Community gardens can be beneficial within neighborhoods for several reasons. Not only can they encourage social interaction and help beautify the community, they also provide homes with fresh produce and simultaneously reduce family food budgets. This is incredibly helpful especially for urban communities, where access to supermarkets is limited. 

Fruits and vegetables are a major part of a healthy diet; higher intakes of fresh produce has been proven to reduce the risk of heart disease and stroke, types of cancer, and other health issues. As important as it is to eat fresh produce every day, not everyone eats enough. Community gardens can provide affordable and easy access to fresh fruits and vegetables, which can ultimately encourage healthy eating habits. 

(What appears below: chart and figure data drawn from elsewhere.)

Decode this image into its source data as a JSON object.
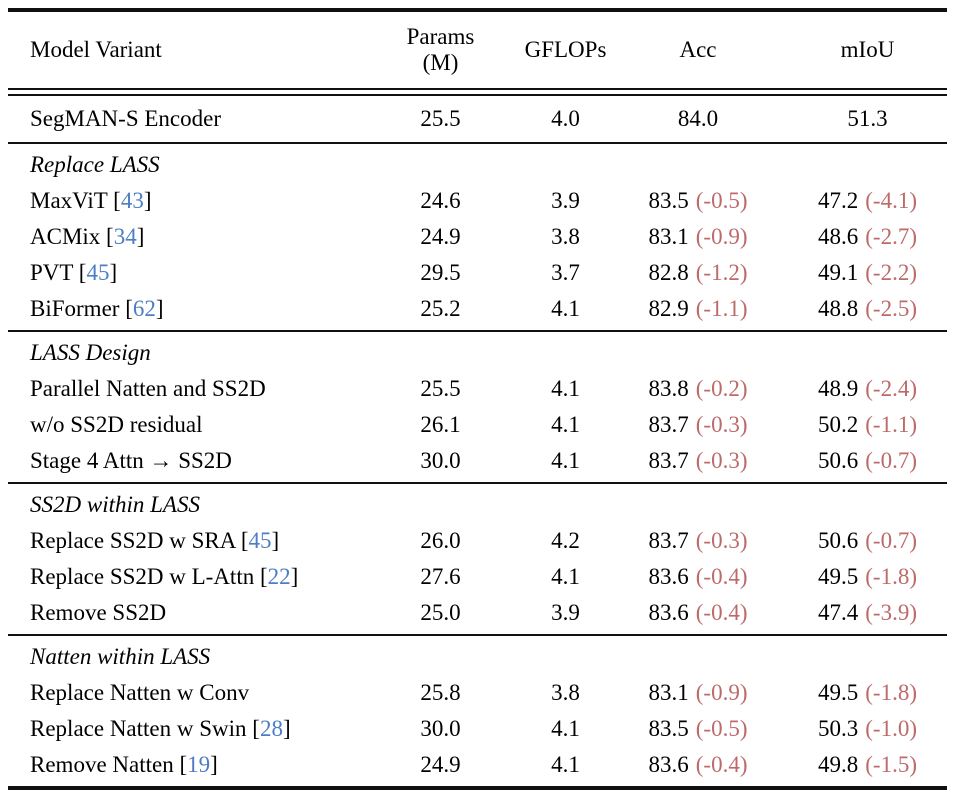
{
  "colors": {
    "citation_blue": "#4d7dc5",
    "delta_rose": "#bd6a6a",
    "rule_black": "#111111"
  },
  "table": {
    "header": {
      "model_variant": "Model Variant",
      "params_line1": "Params",
      "params_line2": "(M)",
      "gflops": "GFLOPs",
      "acc": "Acc",
      "miou": "mIoU"
    },
    "baseline": {
      "name": "SegMAN-S Encoder",
      "params": "25.5",
      "gflops": "4.0",
      "acc": "84.0",
      "miou": "51.3"
    },
    "sections": [
      {
        "title": "Replace LASS",
        "rows": [
          {
            "name_pre": "MaxViT [",
            "cite": "43",
            "name_post": "]",
            "params": "24.6",
            "gflops": "3.9",
            "acc": "83.5",
            "acc_delta": "(-0.5)",
            "miou": "47.2",
            "miou_delta": "(-4.1)"
          },
          {
            "name_pre": "ACMix [",
            "cite": "34",
            "name_post": "]",
            "params": "24.9",
            "gflops": "3.8",
            "acc": "83.1",
            "acc_delta": "(-0.9)",
            "miou": "48.6",
            "miou_delta": "(-2.7)"
          },
          {
            "name_pre": "PVT [",
            "cite": "45",
            "name_post": "]",
            "params": "29.5",
            "gflops": "3.7",
            "acc": "82.8",
            "acc_delta": "(-1.2)",
            "miou": "49.1",
            "miou_delta": "(-2.2)"
          },
          {
            "name_pre": "BiFormer [",
            "cite": "62",
            "name_post": "]",
            "params": "25.2",
            "gflops": "4.1",
            "acc": "82.9",
            "acc_delta": "(-1.1)",
            "miou": "48.8",
            "miou_delta": "(-2.5)"
          }
        ]
      },
      {
        "title": "LASS Design",
        "rows": [
          {
            "name_pre": "Parallel Natten and SS2D",
            "cite": "",
            "name_post": "",
            "params": "25.5",
            "gflops": "4.1",
            "acc": "83.8",
            "acc_delta": "(-0.2)",
            "miou": "48.9",
            "miou_delta": "(-2.4)"
          },
          {
            "name_pre": "w/o SS2D residual",
            "cite": "",
            "name_post": "",
            "params": "26.1",
            "gflops": "4.1",
            "acc": "83.7",
            "acc_delta": "(-0.3)",
            "miou": "50.2",
            "miou_delta": "(-1.1)"
          },
          {
            "name_pre": "Stage 4 Attn → SS2D",
            "cite": "",
            "name_post": "",
            "params": "30.0",
            "gflops": "4.1",
            "acc": "83.7",
            "acc_delta": "(-0.3)",
            "miou": "50.6",
            "miou_delta": "(-0.7)"
          }
        ]
      },
      {
        "title": "SS2D within LASS",
        "rows": [
          {
            "name_pre": "Replace SS2D w SRA [",
            "cite": "45",
            "name_post": "]",
            "params": "26.0",
            "gflops": "4.2",
            "acc": "83.7",
            "acc_delta": "(-0.3)",
            "miou": "50.6",
            "miou_delta": "(-0.7)"
          },
          {
            "name_pre": "Replace SS2D w L-Attn [",
            "cite": "22",
            "name_post": "]",
            "params": "27.6",
            "gflops": "4.1",
            "acc": "83.6",
            "acc_delta": "(-0.4)",
            "miou": "49.5",
            "miou_delta": "(-1.8)"
          },
          {
            "name_pre": "Remove SS2D",
            "cite": "",
            "name_post": "",
            "params": "25.0",
            "gflops": "3.9",
            "acc": "83.6",
            "acc_delta": "(-0.4)",
            "miou": "47.4",
            "miou_delta": "(-3.9)"
          }
        ]
      },
      {
        "title": "Natten within LASS",
        "rows": [
          {
            "name_pre": "Replace Natten w Conv",
            "cite": "",
            "name_post": "",
            "params": "25.8",
            "gflops": "3.8",
            "acc": "83.1",
            "acc_delta": "(-0.9)",
            "miou": "49.5",
            "miou_delta": "(-1.8)"
          },
          {
            "name_pre": "Replace Natten w Swin [",
            "cite": "28",
            "name_post": "]",
            "params": "30.0",
            "gflops": "4.1",
            "acc": "83.5",
            "acc_delta": "(-0.5)",
            "miou": "50.3",
            "miou_delta": "(-1.0)"
          },
          {
            "name_pre": "Remove Natten [",
            "cite": "19",
            "name_post": "]",
            "params": "24.9",
            "gflops": "4.1",
            "acc": "83.6",
            "acc_delta": "(-0.4)",
            "miou": "49.8",
            "miou_delta": "(-1.5)"
          }
        ]
      }
    ]
  }
}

The Speak to Your Health! (STYH) Community Survey studied the effects of household participation in community gardening on the level of fruit and vegetable consumption in Flint, Michigan. The survey was conducted over the phone, and participants of the study were asked if the participant or any member of their household had been involved in any community activities, and the community garden project was one of the choices. 


The results showed that 15% of respondents reported that they or a member of their family participated in the community garden project in the last 12 months. And on average, respondents with a household member involved in the community garden ate fruits and vegetables 4.4 times a day compared to 3.3 times for those without a gardening household member. This means that families with someone who participated in the community garden ended up eating more fresh produce than those without. 

The data shows strong evidence that community gardens may successfully encourage fruit and vegetable intake in Flint, Michigan, which can further be applied to other areas. This information can be used to establish more community gardens to better the health of Genesee County residents.